Chinese ratings are rarely trustworthy. Using those probes on any circuit with more than 50V on it would be a gamble that could kill your scope, and also you, if you attempt to handle the probes with power on.
If you are probing higher voltage circuits, you need brand-name probes, manufactured and tested to real specs (i.e. backed by a 1st word standards org), with an adequate voltage rating, at least 50% more than the max peak voltage you expect to find, and a minimum of a CAT II rating if working on the primary side of PSUs or on circuits fed by HV DC rails with large reservoir caps. If the probe doesn't have a manual (paper or online) with a curve for voltage derating with frequency, its almost certainly not reputable enough for this sort of usage. Beware of fakes - if its far cheaper than brand-name's RRP and sold outside of official distribution channels, odds are it isn't genuine and wont meet its specs.

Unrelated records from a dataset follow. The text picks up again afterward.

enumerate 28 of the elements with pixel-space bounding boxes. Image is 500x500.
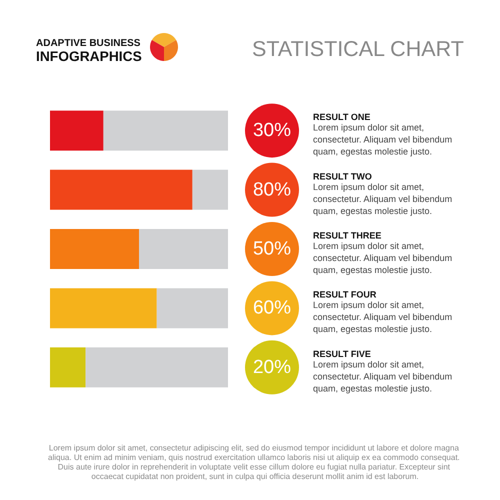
text: Lorem ipsum dolor sit amet, consectetur. Aliquam vel bibendum quam, egestas molestie justo. xyxy=(313,359,455,394)
y-tick-label: RESULT ONE xyxy=(313,112,370,122)
data-label: 80% xyxy=(252,179,292,200)
bar xyxy=(156,288,228,328)
bar xyxy=(50,110,104,151)
data-label: 30% xyxy=(252,120,292,142)
bar xyxy=(50,229,139,269)
data-label: 60% xyxy=(252,298,292,319)
chart-subtitle: ADAPTIVE BUSINESS INFOGRAPHICS xyxy=(36,38,142,64)
text: Lorem ipsum dolor sit amet, consectetur. Aliquam vel bibendum quam, egestas molestie justo. xyxy=(313,241,455,275)
bar xyxy=(50,347,86,388)
bar xyxy=(86,347,228,388)
bar xyxy=(139,229,228,269)
text: Lorem ipsum dolor sit amet, consectetur. Aliquam vel bibendum quam, egestas molestie justo. xyxy=(313,182,455,216)
y-tick-label: RESULT FOUR xyxy=(313,290,377,300)
bar xyxy=(50,170,192,210)
y-tick-label: RESULT TWO xyxy=(313,171,372,182)
bar xyxy=(103,110,228,151)
y-tick-label: RESULT FIVE xyxy=(313,348,371,359)
text: STATISTICAL CHART xyxy=(252,37,464,61)
data-label: 50% xyxy=(252,238,292,260)
data-label: 20% xyxy=(252,356,292,378)
text: Lorem ipsum dolor sit amet, consectetur. Aliquam vel bibendum quam, egestas molestie justo. xyxy=(313,300,455,334)
bar xyxy=(50,288,157,328)
text: Lorem ipsum dolor sit amet, consectetur adipiscing elit, sed do eiusmod tempor incididunt ut labore et dolore magna aliqua. Ut enim ad minim veniam, quis nostrud exercitation ullamco laboris nisi ut aliquip ex ea commodo consequat. Duis aute irure dolor in reprehenderit in voluptate velit esse cillum dolore eu fugiat nulla pariatur. Excepteur sint occaecat cupidatat non proident, sunt in culpa qui officia deserunt mollit anim id est laborum. xyxy=(48,443,462,481)
bar xyxy=(192,170,228,210)
text: Lorem ipsum dolor sit amet, consectetur. Aliquam vel bibendum quam, egestas molestie justo. xyxy=(313,122,455,157)
y-tick-label: RESULT THREE xyxy=(313,230,382,240)
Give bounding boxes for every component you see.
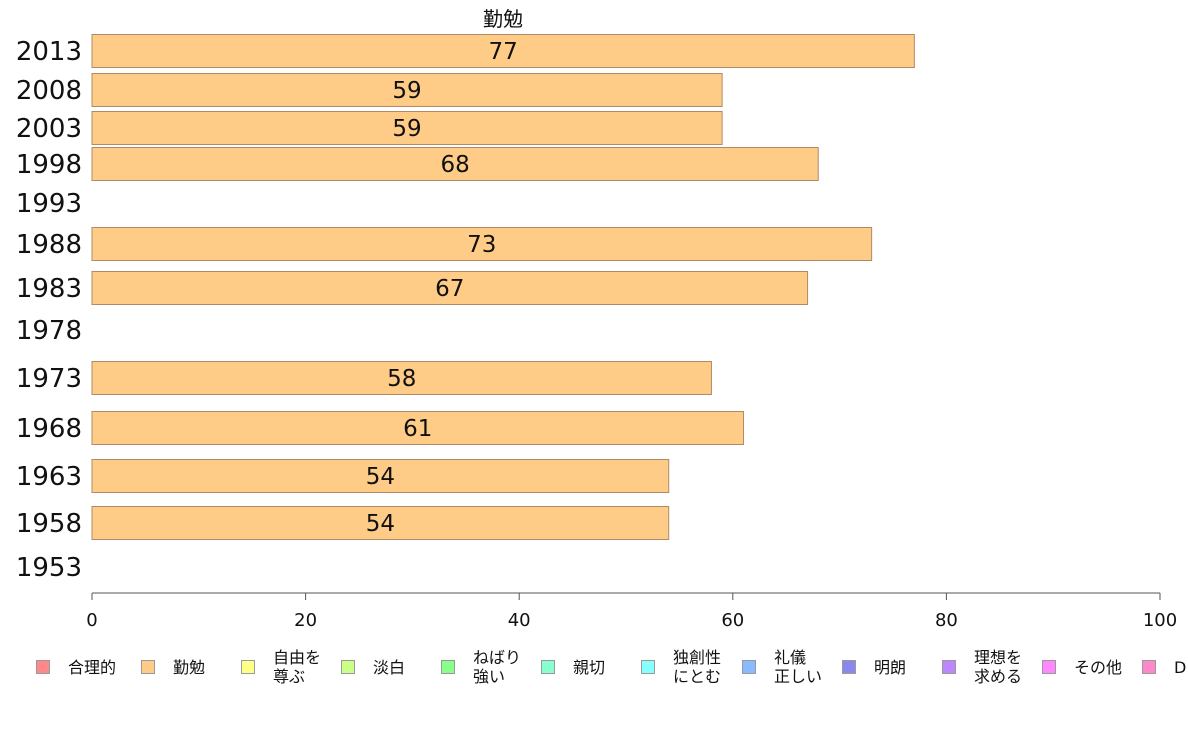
y-tick-label: 1983 — [16, 274, 82, 304]
legend-swatch — [241, 660, 255, 674]
y-tick-label: 1968 — [16, 414, 82, 444]
bar — [91, 411, 744, 445]
legend-swatch — [641, 660, 655, 674]
legend-label: 独創性 にとむ — [673, 648, 722, 686]
y-tick-label: 1978 — [16, 316, 82, 346]
legend-item: 勤勉 — [141, 642, 205, 692]
legend-label: 合理的 — [68, 657, 117, 677]
legend-label: 自由を 尊ぶ — [273, 648, 322, 686]
bar-value-label: 54 — [366, 464, 395, 490]
bar — [91, 271, 809, 305]
legend-item: 親切 — [541, 642, 605, 692]
legend-item: 理想を 求める — [942, 642, 1022, 692]
y-tick-label: 1963 — [16, 462, 82, 492]
bar-value-label: 54 — [366, 511, 395, 537]
bar-value-label: 58 — [387, 366, 416, 392]
y-tick-label: 1998 — [16, 150, 82, 180]
bar-value-label: 59 — [392, 116, 421, 142]
bar-value-label: 59 — [392, 78, 421, 104]
y-tick-label: 1993 — [16, 189, 82, 219]
bar — [91, 73, 723, 107]
bar-value-label: 77 — [489, 39, 518, 65]
legend-swatch — [341, 660, 355, 674]
bar — [91, 361, 712, 395]
legend-item: その他 — [1042, 642, 1122, 692]
y-tick-label: 1973 — [16, 364, 82, 394]
legend-item: 合理的 — [36, 642, 116, 692]
x-tick-label: 100 — [1143, 610, 1177, 631]
legend-label: 明朗 — [874, 657, 907, 677]
y-tick-label: 2013 — [16, 37, 82, 67]
bar — [91, 147, 819, 181]
bar-chart-svg: 勤勉 2013 77 2008 59 2003 59 1998 68 1993 1988 73 1983… — [16, 7, 1177, 631]
bar — [91, 459, 670, 493]
legend-swatch — [1142, 660, 1156, 674]
legend-item: 淡白 — [341, 642, 405, 692]
bar-value-label: 61 — [403, 416, 432, 442]
bar-value-label: 73 — [467, 232, 496, 258]
legend-label: その他 — [1074, 657, 1123, 677]
bar — [91, 111, 723, 145]
legend-swatch — [942, 660, 956, 674]
legend-label: 理想を 求める — [974, 648, 1023, 686]
x-tick-label: 20 — [294, 610, 317, 631]
legend-item: 自由を 尊ぶ — [241, 642, 321, 692]
y-tick-label: 2003 — [16, 114, 82, 144]
x-tick-label: 0 — [86, 610, 97, 631]
legend-item: 独創性 にとむ — [641, 642, 721, 692]
x-tick-label: 60 — [721, 610, 744, 631]
bar — [91, 34, 915, 68]
legend-item: D — [1142, 642, 1186, 692]
legend-swatch — [1042, 660, 1056, 674]
y-tick-label: 1953 — [16, 553, 82, 583]
x-tick-label: 80 — [935, 610, 958, 631]
legend-label: 礼儀 正しい — [774, 648, 823, 686]
bar — [91, 506, 670, 540]
legend-label: 勤勉 — [173, 657, 206, 677]
legend-swatch — [141, 660, 155, 674]
legend: 合理的 勤勉 自由を 尊ぶ 淡白 ねばり 強い 親切 独創性 にとむ 礼儀 正しい 明朗 理想を … — [36, 642, 1186, 692]
legend-swatch — [541, 660, 555, 674]
legend-item: 明朗 — [842, 642, 906, 692]
legend-item: 礼儀 正しい — [742, 642, 822, 692]
legend-label: ねばり 強い — [473, 648, 522, 686]
y-tick-label: 2008 — [16, 76, 82, 106]
legend-swatch — [742, 660, 756, 674]
x-tick-label: 40 — [508, 610, 531, 631]
legend-swatch — [36, 660, 50, 674]
bar — [91, 227, 873, 261]
legend-label: D — [1174, 657, 1186, 677]
bar-value-label: 67 — [435, 276, 464, 302]
legend-item: ねばり 強い — [441, 642, 521, 692]
y-tick-label: 1958 — [16, 509, 82, 539]
legend-swatch — [441, 660, 455, 674]
bar-value-label: 68 — [440, 152, 469, 178]
y-tick-label: 1988 — [16, 230, 82, 260]
chart-title: 勤勉 — [483, 7, 523, 31]
legend-swatch — [842, 660, 856, 674]
legend-label: 親切 — [573, 657, 606, 677]
legend-label: 淡白 — [373, 657, 406, 677]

Use an isolating transformer and hard-wire a ground to the negative side of the primary side reservoir capacitor, and your scope and probe will do just fine for probing around the chopper chip, provided you DO NOT attempt to probe the MOSFET drain (or BJT chopper collector), or any part of the primary snubber network. With crappy Chinese probes I wouldn't try to look at ripple on the DC bus either, even though its within their nominal voltage rating.
However an isolating transformer removes any RCD/GFCI protection from circuits downstream of it so be very careful when probing the primary side of the PSU. Its not a good idea to try to hold the probe on a pin - if you cant hook it on without shorting anything and work hands-free, switch off, take a 1" piece of tinned solid wire (e.g a cropped component lead), form a small loop in the end and twist to secure, then solder it on as a testpoint you can hook the scope probe to before switching the power back on.